Australian doctor and cricketer

Harry Owen Rock (18 October 1896 – 9 March 1978) was an Australian medical practitioner and a cricketer who played first-class cricket for New South Wales between 1924 and 1926. He was born at Scone, New South Wales and died at Manly, Sydney, also in New South Wales.

The son of the Cambridge University and Tasmania cricketer Claude Rock, Owen Rock had a brief but dramatic first-class cricket career as a right-handed batsman in which he finished with a batting average of 94.75. "Slightly built, he was a tremendous driver and had a wonderful gift of placing the ball and a basic soundness of technique which enabled him, as an opening batsman, to score at a great pace without taking undue risks," Wisden Cricketers' Almanack wrote of him in its obituary in 1979.

Rock played in minor matches against the 1920–21 England team and the 1922–23 Marylebone Cricket Club side. But his first-class debut did not come until, at the age of 28, he was picked to open the batting in the absence of some of New South Wales' Test stars for the Sheffield Shield game against South Australia in November 1924; he scored 127 in 140 minutes with 14 fours in his first innings and an unbeaten 27 in the second innings. He did not play in the return match at Adelaide in January 1925, but with the Test stars absent on Test duty later that month, he was picked for the game against Victoria at Sydney and proceeded to make 235, putting on 202 for the first wicket with Gordon Morgan and 268 for the third wicket with Alan Kippax. He was top-scorer with 51 in the second innings of this match as well, and at this point had scored 440 runs at an average of 146.66. The return match with Victoria at the Melbourne Cricket Ground followed immediately on from this game, but Test players Herbie Collins, Warren Bardsley, Tommy Andrews and Charlie Kelleway were all available for that, so Rock did not play.
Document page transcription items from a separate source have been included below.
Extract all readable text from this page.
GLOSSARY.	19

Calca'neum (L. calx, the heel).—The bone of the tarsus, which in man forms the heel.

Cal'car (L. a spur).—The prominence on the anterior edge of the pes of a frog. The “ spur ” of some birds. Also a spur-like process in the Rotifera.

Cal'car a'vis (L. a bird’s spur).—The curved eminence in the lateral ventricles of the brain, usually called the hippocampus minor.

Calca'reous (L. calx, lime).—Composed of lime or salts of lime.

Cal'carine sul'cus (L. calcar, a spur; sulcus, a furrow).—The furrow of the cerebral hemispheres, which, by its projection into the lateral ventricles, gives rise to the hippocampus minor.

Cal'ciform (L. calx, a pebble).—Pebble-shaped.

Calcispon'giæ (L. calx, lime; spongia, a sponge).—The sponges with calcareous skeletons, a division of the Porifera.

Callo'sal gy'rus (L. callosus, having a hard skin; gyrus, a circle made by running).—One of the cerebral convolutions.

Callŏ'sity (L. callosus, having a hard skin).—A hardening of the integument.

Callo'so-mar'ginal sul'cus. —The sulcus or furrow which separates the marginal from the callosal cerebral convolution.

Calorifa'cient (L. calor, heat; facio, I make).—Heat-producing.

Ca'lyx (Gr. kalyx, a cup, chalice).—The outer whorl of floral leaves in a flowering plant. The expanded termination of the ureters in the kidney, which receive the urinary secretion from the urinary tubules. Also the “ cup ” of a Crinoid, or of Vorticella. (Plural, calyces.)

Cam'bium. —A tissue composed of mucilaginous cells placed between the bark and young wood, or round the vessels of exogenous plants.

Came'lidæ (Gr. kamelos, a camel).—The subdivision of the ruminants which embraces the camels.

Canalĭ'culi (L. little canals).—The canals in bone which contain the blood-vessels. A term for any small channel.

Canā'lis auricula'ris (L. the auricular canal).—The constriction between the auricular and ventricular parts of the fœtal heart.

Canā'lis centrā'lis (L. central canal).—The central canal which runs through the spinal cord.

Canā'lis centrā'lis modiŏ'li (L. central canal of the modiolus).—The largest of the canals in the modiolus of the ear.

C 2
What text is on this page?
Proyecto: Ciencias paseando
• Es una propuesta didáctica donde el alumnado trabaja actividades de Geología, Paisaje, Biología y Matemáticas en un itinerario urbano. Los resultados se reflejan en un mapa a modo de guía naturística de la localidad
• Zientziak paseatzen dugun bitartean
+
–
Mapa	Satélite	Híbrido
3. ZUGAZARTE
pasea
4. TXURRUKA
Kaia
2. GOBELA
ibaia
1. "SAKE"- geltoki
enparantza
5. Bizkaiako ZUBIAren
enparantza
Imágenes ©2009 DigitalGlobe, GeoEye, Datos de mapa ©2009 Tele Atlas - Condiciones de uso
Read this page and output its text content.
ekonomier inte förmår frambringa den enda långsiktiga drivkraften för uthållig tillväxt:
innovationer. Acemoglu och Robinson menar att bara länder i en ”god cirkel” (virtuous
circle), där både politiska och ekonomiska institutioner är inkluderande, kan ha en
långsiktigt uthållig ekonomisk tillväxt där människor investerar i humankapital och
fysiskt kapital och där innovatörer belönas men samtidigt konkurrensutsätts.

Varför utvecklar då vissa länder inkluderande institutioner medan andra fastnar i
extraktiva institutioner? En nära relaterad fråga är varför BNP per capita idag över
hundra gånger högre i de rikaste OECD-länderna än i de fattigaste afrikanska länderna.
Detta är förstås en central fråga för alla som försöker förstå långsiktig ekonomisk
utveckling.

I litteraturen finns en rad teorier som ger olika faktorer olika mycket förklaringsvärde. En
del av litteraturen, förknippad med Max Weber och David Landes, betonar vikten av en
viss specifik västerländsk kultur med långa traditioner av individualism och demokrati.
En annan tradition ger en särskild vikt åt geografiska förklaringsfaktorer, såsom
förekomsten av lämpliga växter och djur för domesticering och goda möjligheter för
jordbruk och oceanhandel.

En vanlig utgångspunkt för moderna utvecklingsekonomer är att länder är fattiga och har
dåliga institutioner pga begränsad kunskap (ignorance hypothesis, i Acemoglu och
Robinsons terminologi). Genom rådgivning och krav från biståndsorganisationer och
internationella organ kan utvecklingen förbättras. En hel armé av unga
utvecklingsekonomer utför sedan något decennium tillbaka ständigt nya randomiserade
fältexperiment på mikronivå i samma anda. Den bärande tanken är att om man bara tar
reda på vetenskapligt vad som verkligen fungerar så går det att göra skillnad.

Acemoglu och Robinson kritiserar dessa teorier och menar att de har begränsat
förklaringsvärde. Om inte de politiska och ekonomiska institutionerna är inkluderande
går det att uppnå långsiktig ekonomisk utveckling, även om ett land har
Later in the season, he was picked for the New South Wales team to play the England touring team but he withdrew from the side at a late stage; newspaper reports which called him "University batsman H. O. Rock" said his withdrawal from the side was "unexpected". But another report cited a university examination as the cause.

In the 1925-26 season, Rock was picked for his third first-class match for New South Wales, a non-Sheffield Shield game against Western Australia, and duly scored his third century in as many matches, an innings of 151. Newspaper comment after this game saw Rock as "a fine asset to the State" with implicit criticism of the State cricket team selectors for failing to pick him regularly: "For several seasons past Rock has shown great form with the bat, but has received little recognition by the State selectors." Rock next appeared in an "Australian XI v The Rest" match which was essentially a trial game for the forthcoming 1926 Australian tour to England; he scored 12 and 35 in this game and was for the first time overshadowed by other players who did better. But his subsequent omission from the New South Wales side to play South Australia in Adelaide caused heavy criticism. A columnist in the Sydney Referee newspaper wrote that the omission was "the most extraordinary thing for many years" and "absolutely indefensible"; the selectors were "far too deeply wedded to the older players". Rock was, however, picked for the away and home fixtures against Victoria when New South Wales totalled more than 700 in the single innings of both games that were completed; batting at No 7 because of the inclusion of the state's regular openers, he scored 81 and 39, but those were the last innings of his first-class career.

In April 1926, along with fellow cricketing doctor Otto Nothling, Rock qualified in medicine and he took up a post as a doctor in Newcastle and played no further first-class cricket. More than 50 years on, Wisden suggested that, but for this career decision, "he must surely have ranked among the great".